EU Approves Landmark Legislation to Regulate Apple and Other Big Tech Firms

European Union Citizens Won't Face Mobile Roaming Fees Until At Least 2032

European Union lawmakers have approved landmark legislation to heavily regulate Apple, Google, Meta, and other big tech firms.

The Digital Markets Act (DMA) and Digital Services Act (DSA) were proposed by the European Commission in December 2020. Now, collected in a “Digital Services Package,” the legislation has been adopted by the European Parliament.

The DMA will require “gatekeeper” companies like Apple to share metrics with competitors, ensure that all apps are uninstallable, not preference their own apps and services, allow users to utilize third-party app stores, payment systems, and app sideloading, not require developers to use a particular browser engine, allow users to change the default virtual assistant to a third-party option, give developers access to any existing hardware feature, such as near-field communication technology and secure elements, and make messaging, voice-calling, and video-calling platforms interoperable with other services.
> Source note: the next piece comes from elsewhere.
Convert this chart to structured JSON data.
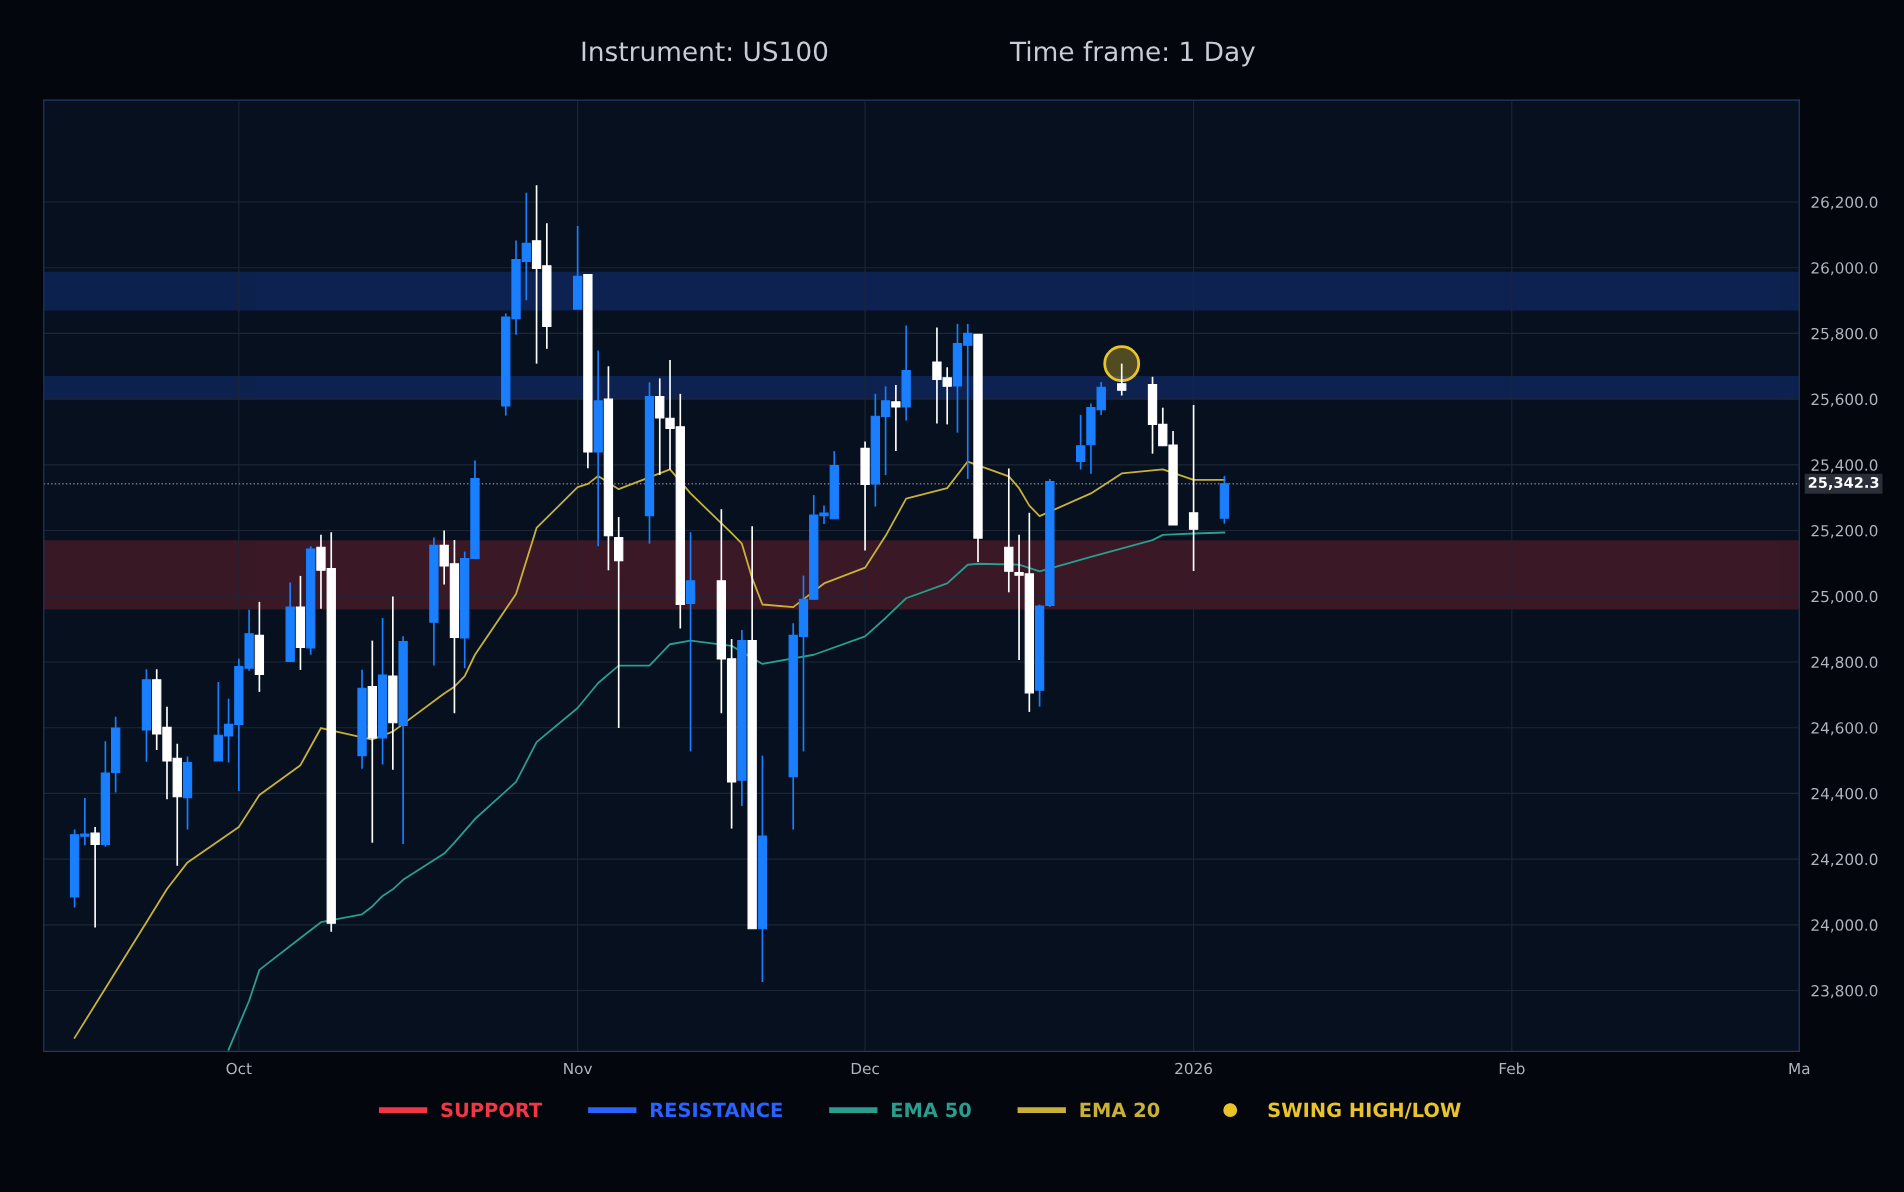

The Digital Services Act (DSA), which requires platforms to do more to police the internet for illegal content, has also been approved.

The DMA says that gatekeepers who ignore the rules will face fines of up to 10 percent of the company’s total worldwide annual turnover, or 20 percent in the event of repeated infringements, as well as periodic penalties of up to 5 percent of the company’s total worldwide annual turnover. Where gatekeepers perpetrate “systematic infringements,” the European Commission will be able to impose additional sanctions, such as obliging a gatekeeper to sell a business or parts of it, including units, assets, intellectual property rights, or brands, or banning a gatekeeper from acquiring any company that provides services in the digital sector.

So far, Apple has heavily resisted attempts by governments to enforce changes to its operating systems and services. For example, Apple simply chose to pay a $5.5 million fine every week for months in the Netherlands instead of obey orders from the Authority for Consumers and Markets (ACM) to allow third-party payment systems in Dutch dating apps. Experts expect a “brutal battle” between Apple and global regulators around the world in the future.

EU antitrust chief Margrethe Vestager has set up a DMA taskforce, with about 80 officials expected to join, but some lawmakers have called for an even bigger taskforce to counter the power of big tech companies. The Digital Services Package now simply needs to be adopted by the European Council before coming into force in the fall.